When the Financial Times asked these questions of a chatbot created by start-up 01.AI, its Yi-large model provided a nuanced response, pointing out that critics say that “Xi’s policies further limit freedom of expression and human rights and suppress civil rights. company.”

Soon after, Yi’s reply disappeared and was replaced with, “I’m very sorry, I can’t give you the information you want.”

Huan Li, an artificial intelligence expert who created the chatbot Chatie.IO, said: “It is very difficult for developers to control the text that LLMs generate to create another layer to replace real-time responses.”

Li said the groups typically use classifier models, similar to those found in email spam filters, to sort LLM output into predefined groups. “When the output falls into the sensitive category, the system triggers the exchange,” he said.

China experts say TikTok owner ByteDance has gone the farthest in creating an LLM that deftly parrots Beijing themes.

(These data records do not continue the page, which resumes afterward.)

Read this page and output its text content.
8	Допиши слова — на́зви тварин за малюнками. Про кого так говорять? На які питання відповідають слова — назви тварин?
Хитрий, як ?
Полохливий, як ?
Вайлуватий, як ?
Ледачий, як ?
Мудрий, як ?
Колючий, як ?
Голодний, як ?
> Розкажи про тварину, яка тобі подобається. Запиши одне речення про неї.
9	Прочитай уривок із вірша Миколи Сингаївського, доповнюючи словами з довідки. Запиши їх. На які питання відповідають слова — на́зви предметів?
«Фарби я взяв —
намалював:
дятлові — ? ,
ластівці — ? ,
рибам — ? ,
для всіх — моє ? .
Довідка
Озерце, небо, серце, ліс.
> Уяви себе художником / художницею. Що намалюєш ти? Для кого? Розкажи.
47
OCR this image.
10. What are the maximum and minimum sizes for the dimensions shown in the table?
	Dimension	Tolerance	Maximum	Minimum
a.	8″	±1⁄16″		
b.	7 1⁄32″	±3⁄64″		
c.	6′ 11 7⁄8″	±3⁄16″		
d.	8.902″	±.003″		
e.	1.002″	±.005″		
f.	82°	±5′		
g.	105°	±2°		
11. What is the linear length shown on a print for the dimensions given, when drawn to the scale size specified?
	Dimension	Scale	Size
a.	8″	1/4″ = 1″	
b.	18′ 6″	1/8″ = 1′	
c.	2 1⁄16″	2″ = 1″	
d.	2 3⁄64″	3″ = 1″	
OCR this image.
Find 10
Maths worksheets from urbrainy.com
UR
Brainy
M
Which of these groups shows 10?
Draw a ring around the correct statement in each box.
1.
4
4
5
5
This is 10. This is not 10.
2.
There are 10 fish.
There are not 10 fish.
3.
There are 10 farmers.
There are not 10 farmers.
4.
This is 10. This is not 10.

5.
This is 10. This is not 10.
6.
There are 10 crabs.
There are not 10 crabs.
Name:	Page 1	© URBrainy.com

A research lab at Fudan University, which asked the chatbot difficult questions about basic socialist values, gave it the highest rating among LLMs with a 66.4% “safety compliance rate”, far higher than the 7.1% score for OpenAI GPT-4o in the same test. .

When asked about Xi’s leadership, Doubao provided the FT with a long list of Xi’s achievements, adding that he is “undoubtedly a great leader”.

At a recent tech conference in Beijing, Fang Binxing, known as the father of China’s Great Firewall, said he was developing a security protocol system for LLM that he hoped would be widely adopted by local AI groups.

“Large predictive models for the public need more than safety records; they need real-time online security monitoring,” Fang said. “China needs its own technology path.”

CAC, ByteDance, Alibaba, Moonshot, Baidu and 01.AI did not immediately respond to requests for comment.